Uhm.. A quick calculation revealed that 1Âµm grid would be a quite memory hungry. But could work for small parts.

June 26, 2007 at 03:11

Hi Tero!

First I am trying to understand the basic CAM algorithms. That involves testing them and playing with them in MATLAB. Then I think I will try to implement them in some language. It probably make sense to use C, but call the C-functions and do graphics etc. in Python.

After that we'll see if there is enough interested open source developers to really build a working GUI around the algorithms. I'm not particularly good at OpenGL or GUI programming. CAD file import (DXF, IGES, etc etc) is another major thing which I don't find particularly thrilling to program.
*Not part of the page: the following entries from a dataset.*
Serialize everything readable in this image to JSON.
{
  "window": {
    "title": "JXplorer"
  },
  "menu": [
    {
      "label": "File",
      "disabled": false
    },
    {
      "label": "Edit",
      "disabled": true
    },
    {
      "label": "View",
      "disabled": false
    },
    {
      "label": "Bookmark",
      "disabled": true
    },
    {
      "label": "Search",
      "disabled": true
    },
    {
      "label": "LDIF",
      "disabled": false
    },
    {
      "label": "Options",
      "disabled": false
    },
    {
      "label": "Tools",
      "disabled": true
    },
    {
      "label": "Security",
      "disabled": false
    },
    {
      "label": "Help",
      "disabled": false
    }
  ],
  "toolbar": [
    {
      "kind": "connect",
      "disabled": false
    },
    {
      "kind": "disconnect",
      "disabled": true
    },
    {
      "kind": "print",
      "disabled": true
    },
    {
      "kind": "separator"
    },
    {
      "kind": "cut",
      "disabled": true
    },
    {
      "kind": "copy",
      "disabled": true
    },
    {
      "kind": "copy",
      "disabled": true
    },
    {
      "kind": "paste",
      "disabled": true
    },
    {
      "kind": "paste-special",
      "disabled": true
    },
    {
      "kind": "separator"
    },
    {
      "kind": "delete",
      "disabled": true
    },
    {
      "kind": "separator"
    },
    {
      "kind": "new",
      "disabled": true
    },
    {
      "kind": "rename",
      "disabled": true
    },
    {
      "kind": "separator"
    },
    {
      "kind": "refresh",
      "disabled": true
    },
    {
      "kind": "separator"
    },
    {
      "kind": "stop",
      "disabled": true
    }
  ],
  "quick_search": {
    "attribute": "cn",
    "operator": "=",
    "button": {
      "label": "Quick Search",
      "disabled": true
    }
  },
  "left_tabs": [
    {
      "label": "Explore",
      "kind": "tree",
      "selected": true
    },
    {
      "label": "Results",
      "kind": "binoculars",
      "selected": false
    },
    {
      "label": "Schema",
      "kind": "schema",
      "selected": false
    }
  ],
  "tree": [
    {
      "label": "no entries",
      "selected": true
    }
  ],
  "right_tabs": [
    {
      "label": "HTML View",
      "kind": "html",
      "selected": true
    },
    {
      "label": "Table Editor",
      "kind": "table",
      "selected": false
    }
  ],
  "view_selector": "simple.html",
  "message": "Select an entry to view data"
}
As you noted the brute-force thing eats up a lot of memory. So does triangulated surfaces, but I think they are the industry standard currently. That would be another major thing for a working CAM system: everything except points, lines, arcs, and triangles will have to be tessellated into those primitives(at some given resolution).

For a cutting simulation you would use exactly the type of model you describe, a forest of 'match-sticks' standing up along the z-axis and being shortened to the proper length wherever the cutter travels. I understand the Freesteel stock model works like this, but it is somehow adaptive so you use a dense grid of match-sticks where you need them, and less sticks in flat areas.

In addition to this drop-cutter stuff the other major thing that is needed for basic CAM functionality is 2D curve offset. With those two basic algorithms I think we can create most toolpaths that we have used on our mill. I don't think adaptive stuff and 'intelligent' complex 3D paths are needed to make a first open source CAM package that would still be popular among users.

Anders

December 28, 2013 at 17:13

Anders,

I am learning a lot from the code you have written. I am going to assume this project has been left on hiatus. I might OPENSOURCE my CAM project soon. It's built from scratch in Objective-C and it's 100% Mac.

I would like to invite you to join in working on it, but I am trying to come up with a 4 and 5 axis only approach. Remember that as far as CNC goes, an indexer or trunnion changes the game completely. If you want to talk about more of this, email me.

Best,

Julian

December 28, 2013 at 18:33

Hi Julian,

I haven't worked on opencamlib (3D cutter projection) or openvoronoi (2D pocketing) for a while. The latest code is available on github. There is no GUI and there seems to be little interest in developing one in the community.

There's been some recent work with a CAM-module for FreeCAD, but I haven't heard or seen the latest developments.

Do post a link to your source-code, screenshots, or videos if/when you release something!

Anders

December 5, 2015 at 12:22

Hi Anders,

That was supposed to be one of the easy ones but it is giving more trouble than the two other tests. As soon as the normal z-axis value goes below 0.05 or so I start getting imposible (too tall) zi values.

Do you have any idea what I might be missing?

Thanks,

misan

December 5, 2015 at 12:30

Hi Miguel,

check out these 23 lines of code in opencamlib:

https://github.com/aewallin/opencamlib/blob/master/src/cutters/millingcutter.cpp#L50

I can't remember the details, but there seems to be a special case for horizontal or nearly horizontal facets.